## Create initial dataset

This notebook splits the tiles data into train and test set based on a year configuration. It also filters the tiles w.r.t the *non-nan* and *fire* pixel percentage they contain. Then, there is an option to sample tiles for train set, maintaining a specific class ratio (by keeping all *fire* tiles and an additional number of *no-fire* tiles). Finally, it saves the resulting train and test dataframes to disk to be used for semantic segmentation experiments.

***

Import packages

In [1]:
import pathlib

import numpy as np
import pandas as pd

Define a dataset configuration

In [2]:
cfg = {
    "ds_version": "dataset_v1",  # Name of dataset version to keep track of its configuration
    "ds_csv": "final_dataset_alltiles_ts32.csv",  # Name of the dataset csv being processed
    "test_years": [2019],  # List of years to be used for testing
    "train_months": [],  # Months to keep for train tiles, [] to keep all
    "test_months": ["06", "07", "08", "09"],  # Months to keeo for test tiles, [] to keep all
    # The following keeps a tile iff it contains at least 1px of land, fire pct is irrelevant.
    "train_non_nan_thr": 0.0,  # Minimum required non-nan pixel percentage for a train tile to keep
    "train_fire_thr": -1.0,  # Minimum required fire pixel percentage for a train tile to keep
    "test_non_nan_thr": 0.0,  # Minimum required non-nan pixel percentage for a test tile to keep
    "test_fire_thr": -1.0,  # Minimum required fire pixel percentage for a test tile to keep
    "non_fire_ratio": 2,  # The ratio of non-fire tiles over the fire ones to sample for the train set
    "random_state": 42,
    "tile_size": 32,
}

Load dataset and split it to train and test based on a year

In [3]:
dataset = pd.read_csv(cfg["ds_csv"])

train_df_ = dataset[dataset["year"] < np.min(cfg["test_years"])].reset_index(
    drop=True)
test_df = dataset[dataset["year"].isin(cfg["test_years"])].reset_index(
    drop=True)

train_df_.shape, test_df.shape

((2505750, 6), (245435, 6))

Filter tiles based on `months` args

In [4]:
train_df_["month"] = train_df_["date"].apply(lambda x: str(x)[4:6])
if cfg["train_months"]:
    train_df_ = train_df_[train_df_["month"].isin(cfg["train_months"])
                         ].reset_index(drop=True)

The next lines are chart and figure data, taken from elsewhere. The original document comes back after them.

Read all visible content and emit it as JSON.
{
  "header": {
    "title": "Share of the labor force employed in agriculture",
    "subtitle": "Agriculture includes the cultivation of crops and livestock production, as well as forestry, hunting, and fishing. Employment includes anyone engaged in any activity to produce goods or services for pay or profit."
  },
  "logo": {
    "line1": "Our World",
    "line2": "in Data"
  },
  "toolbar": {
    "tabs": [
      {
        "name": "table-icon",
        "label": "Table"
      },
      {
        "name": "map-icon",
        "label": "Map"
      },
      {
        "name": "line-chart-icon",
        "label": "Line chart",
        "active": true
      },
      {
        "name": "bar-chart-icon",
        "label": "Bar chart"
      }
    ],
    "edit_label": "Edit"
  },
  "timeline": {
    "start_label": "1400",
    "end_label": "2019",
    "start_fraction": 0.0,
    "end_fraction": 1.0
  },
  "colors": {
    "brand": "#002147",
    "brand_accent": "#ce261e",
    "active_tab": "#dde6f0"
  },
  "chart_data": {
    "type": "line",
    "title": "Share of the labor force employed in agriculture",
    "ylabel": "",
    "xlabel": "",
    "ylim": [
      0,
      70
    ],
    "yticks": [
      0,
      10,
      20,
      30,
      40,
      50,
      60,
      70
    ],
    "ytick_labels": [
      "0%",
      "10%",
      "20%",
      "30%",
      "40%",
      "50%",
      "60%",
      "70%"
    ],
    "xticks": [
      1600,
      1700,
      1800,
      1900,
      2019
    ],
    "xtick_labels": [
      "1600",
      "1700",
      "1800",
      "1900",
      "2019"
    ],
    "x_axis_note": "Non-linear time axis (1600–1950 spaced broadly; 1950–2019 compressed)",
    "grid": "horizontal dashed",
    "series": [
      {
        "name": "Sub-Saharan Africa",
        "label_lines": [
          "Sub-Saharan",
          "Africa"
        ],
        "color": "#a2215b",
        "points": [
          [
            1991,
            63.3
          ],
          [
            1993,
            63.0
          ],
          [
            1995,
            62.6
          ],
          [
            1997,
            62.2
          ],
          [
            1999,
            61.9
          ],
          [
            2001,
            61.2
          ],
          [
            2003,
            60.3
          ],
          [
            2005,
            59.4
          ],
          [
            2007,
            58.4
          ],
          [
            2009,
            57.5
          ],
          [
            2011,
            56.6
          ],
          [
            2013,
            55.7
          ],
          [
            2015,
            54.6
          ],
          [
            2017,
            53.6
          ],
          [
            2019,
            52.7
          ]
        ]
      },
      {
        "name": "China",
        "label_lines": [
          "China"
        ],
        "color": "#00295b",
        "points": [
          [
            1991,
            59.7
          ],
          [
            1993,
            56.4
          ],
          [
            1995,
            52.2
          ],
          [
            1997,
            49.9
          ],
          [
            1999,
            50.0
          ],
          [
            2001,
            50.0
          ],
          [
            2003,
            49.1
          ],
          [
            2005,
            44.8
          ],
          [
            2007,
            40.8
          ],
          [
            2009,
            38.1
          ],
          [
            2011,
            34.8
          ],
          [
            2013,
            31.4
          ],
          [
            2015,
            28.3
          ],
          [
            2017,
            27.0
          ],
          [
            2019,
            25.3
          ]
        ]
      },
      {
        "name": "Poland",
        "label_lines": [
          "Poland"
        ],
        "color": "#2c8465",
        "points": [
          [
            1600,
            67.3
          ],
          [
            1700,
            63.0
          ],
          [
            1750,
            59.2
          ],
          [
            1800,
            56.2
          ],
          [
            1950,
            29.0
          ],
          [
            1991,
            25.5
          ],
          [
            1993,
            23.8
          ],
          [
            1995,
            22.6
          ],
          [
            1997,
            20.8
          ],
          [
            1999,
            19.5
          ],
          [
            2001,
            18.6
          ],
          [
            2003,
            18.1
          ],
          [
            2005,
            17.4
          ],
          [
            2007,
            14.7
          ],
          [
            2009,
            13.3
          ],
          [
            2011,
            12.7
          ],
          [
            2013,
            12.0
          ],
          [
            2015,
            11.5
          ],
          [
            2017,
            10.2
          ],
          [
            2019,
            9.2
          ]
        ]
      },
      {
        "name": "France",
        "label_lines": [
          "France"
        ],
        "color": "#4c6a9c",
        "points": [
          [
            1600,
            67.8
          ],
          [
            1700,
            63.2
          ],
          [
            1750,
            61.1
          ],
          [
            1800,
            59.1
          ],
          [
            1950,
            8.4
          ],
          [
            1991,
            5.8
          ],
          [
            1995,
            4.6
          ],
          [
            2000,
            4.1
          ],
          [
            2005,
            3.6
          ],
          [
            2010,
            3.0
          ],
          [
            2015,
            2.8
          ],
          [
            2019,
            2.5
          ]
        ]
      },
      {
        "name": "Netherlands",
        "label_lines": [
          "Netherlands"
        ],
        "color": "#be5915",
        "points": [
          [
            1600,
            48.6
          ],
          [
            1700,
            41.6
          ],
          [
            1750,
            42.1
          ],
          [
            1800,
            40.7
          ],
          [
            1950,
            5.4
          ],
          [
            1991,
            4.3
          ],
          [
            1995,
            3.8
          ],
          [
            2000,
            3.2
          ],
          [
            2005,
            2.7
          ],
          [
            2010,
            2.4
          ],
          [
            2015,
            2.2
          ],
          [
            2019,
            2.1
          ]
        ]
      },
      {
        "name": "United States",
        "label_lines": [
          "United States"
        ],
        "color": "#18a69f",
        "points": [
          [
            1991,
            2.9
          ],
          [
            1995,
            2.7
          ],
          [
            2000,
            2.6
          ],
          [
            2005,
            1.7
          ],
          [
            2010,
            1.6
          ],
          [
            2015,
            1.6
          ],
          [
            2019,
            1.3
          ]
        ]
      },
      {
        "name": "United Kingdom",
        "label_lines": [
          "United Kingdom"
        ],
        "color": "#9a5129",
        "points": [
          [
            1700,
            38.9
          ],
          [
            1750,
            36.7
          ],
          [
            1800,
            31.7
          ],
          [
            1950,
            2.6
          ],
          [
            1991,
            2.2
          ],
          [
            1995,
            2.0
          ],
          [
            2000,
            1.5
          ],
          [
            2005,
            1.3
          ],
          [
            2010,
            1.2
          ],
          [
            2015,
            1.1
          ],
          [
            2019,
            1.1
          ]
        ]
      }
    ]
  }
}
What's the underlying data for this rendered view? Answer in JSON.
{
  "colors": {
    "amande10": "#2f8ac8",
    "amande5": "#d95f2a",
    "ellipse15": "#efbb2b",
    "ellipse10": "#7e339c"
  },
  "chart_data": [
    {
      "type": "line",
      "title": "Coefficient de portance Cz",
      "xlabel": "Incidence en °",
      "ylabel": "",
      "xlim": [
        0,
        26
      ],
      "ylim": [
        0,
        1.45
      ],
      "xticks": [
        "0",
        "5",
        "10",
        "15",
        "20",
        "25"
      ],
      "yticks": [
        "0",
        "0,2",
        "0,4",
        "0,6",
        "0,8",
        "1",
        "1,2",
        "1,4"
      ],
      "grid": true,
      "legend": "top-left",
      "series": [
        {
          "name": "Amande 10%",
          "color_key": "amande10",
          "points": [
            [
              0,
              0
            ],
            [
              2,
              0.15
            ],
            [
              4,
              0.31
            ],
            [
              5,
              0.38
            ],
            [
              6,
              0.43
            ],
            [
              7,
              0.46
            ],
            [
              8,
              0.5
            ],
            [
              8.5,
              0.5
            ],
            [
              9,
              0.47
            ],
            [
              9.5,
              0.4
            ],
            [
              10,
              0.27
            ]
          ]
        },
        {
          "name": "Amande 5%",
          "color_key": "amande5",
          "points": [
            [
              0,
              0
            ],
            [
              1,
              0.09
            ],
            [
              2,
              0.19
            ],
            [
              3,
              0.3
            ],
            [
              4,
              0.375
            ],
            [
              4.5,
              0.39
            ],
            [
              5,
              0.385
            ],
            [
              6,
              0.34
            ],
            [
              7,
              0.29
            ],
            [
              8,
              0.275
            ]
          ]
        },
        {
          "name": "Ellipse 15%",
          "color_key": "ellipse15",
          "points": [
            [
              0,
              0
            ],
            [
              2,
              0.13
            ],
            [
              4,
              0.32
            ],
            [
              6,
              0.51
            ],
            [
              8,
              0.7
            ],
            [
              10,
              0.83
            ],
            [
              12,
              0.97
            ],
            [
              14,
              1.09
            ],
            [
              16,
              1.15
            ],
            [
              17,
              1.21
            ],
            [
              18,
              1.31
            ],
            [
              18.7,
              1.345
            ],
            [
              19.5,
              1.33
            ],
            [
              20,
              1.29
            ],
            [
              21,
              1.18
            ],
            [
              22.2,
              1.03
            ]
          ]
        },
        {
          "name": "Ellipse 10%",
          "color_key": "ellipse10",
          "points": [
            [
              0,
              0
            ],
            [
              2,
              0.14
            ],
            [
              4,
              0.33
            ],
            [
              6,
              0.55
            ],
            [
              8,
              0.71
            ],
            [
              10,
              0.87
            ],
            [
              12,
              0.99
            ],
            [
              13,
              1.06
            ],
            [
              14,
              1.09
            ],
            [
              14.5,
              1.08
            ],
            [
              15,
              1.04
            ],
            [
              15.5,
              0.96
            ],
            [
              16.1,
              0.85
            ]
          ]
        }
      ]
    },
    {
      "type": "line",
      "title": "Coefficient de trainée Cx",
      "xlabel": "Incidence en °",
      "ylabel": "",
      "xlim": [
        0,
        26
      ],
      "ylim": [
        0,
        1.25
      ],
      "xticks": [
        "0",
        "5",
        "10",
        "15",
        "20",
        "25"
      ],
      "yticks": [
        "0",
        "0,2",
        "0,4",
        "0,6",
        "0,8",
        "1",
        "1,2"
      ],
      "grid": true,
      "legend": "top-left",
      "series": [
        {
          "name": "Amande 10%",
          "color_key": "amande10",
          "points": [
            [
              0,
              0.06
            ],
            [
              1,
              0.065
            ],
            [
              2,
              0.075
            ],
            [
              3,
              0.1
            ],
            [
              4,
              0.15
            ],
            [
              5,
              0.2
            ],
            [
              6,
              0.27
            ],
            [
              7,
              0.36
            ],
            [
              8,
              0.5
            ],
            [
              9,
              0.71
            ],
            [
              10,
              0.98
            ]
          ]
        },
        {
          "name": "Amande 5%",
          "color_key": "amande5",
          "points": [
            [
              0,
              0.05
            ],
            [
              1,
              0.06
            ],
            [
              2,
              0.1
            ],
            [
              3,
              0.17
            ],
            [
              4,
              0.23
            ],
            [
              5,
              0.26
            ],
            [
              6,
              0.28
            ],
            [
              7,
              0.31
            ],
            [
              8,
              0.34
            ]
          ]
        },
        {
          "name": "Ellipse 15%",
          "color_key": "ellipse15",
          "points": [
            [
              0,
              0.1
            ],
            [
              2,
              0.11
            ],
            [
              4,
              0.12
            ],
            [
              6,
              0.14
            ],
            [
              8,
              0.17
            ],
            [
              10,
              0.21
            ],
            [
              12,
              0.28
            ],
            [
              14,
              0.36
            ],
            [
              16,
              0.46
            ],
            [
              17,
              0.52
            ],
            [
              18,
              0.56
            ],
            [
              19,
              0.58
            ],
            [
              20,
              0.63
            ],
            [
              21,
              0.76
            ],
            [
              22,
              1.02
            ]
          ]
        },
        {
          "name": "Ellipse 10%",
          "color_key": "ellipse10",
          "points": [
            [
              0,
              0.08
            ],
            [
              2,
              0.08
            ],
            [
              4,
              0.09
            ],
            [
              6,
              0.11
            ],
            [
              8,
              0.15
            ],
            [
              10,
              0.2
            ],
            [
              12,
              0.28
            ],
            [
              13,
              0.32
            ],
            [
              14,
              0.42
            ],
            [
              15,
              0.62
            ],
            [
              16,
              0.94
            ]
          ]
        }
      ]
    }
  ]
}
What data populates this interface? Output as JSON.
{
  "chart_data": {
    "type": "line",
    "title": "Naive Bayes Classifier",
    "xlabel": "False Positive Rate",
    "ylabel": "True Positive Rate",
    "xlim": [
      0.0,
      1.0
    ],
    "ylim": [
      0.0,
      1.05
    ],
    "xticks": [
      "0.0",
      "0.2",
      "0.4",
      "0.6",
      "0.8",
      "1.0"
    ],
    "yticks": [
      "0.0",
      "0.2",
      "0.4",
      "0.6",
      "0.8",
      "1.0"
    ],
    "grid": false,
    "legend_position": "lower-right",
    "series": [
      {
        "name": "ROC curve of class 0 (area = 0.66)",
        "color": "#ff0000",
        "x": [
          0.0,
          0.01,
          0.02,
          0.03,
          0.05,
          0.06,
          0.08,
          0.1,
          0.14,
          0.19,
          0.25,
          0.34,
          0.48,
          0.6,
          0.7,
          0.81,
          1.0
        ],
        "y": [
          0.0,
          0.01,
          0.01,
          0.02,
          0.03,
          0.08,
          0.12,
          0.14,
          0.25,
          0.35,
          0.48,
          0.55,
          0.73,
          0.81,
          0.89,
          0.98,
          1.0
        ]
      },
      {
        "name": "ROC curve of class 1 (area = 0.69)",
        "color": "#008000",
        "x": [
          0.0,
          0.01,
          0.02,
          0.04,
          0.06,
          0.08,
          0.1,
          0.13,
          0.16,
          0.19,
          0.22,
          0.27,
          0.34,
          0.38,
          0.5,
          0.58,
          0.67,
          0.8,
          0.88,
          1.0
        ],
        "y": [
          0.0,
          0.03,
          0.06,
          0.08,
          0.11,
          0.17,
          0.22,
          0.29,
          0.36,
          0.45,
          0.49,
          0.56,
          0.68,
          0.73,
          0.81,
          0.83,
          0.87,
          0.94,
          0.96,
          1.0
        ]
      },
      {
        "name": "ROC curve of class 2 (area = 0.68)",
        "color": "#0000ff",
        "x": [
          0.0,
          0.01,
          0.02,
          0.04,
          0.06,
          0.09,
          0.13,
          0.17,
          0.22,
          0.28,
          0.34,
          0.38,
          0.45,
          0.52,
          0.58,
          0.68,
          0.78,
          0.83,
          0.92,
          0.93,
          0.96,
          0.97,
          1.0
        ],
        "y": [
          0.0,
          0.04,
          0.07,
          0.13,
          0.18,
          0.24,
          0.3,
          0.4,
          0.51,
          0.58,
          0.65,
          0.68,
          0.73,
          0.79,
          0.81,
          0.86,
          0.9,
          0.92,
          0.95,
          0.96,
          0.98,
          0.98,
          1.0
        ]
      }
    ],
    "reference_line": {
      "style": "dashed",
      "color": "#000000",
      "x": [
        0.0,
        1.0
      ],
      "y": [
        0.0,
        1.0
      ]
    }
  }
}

test_df["month"] = test_df["date"].apply(lambda x: str(x)[4:6])
if cfg["test_months"]:
    test_df = test_df[test_df["month"].isin(cfg["test_months"])].reset_index(
        drop=True)

train_df_.shape, test_df.shape

((2505750, 7), (155485, 7))

Filter tiles based on `non_nan_thr` and `fire_thr` args

In [5]:
train_df_ = train_df_[(train_df_["non_nan_pct"] > cfg["train_non_nan_thr"]) & (
    train_df_["fire_pct"] > cfg["train_fire_thr"])].reset_index(drop=True)
test_df = test_df[(test_df["non_nan_pct"] > cfg["test_non_nan_thr"]) & (test_df[
    "fire_pct"] > cfg["test_fire_thr"])].reset_index(drop=True)

train_df_.shape, test_df.shape

((2505750, 7), (155485, 7))

Sample train dataset's tile instances w.r.t fire and non-fire ratio. Keep all fire tiles (N) plus (`non_fire_ratio`\*N) of random additional non-fire tiles

In [6]:
train_fire_df = train_df_[train_df_["fire_pct"] > 0.0].reset_index(drop=True)
train_non_fire_df = train_df_[train_df_["fire_pct"] == 0.0].reset_index(
    drop=True)

train_df = pd.concat([train_fire_df, train_non_fire_df.sample(
    n=cfg["non_fire_ratio"]*len(train_fire_df), replace=False,
    random_state=cfg["random_state"]).reset_index(drop=True)]).reset_index(
    drop=True)

train_df = train_df.sample(frac=1, random_state=cfg["random_state"]
                          ).reset_index(drop=True)

train_df.shape

(3342, 7)

Save train and test dataframes to csv

In [7]:
output_dir = pathlib.Path(cfg["ds_version"])
if not output_dir.is_dir():
    output_dir.mkdir()
    pd.DataFrame.from_dict(cfg, orient='index').to_csv(pathlib.Path(
        output_dir, "config.csv"))

    train_df.to_csv(pathlib.Path(output_dir, "train_tiles.csv"), index=False)
    test_df.to_csv(pathlib.Path(output_dir, "test_tiles.csv"), index=False)

    print(f"Dataset directory {output_dir} created.")
else:
    print(f"Dataset directory {output_dir} already exists.")

Dataset directory dataset_v1 created.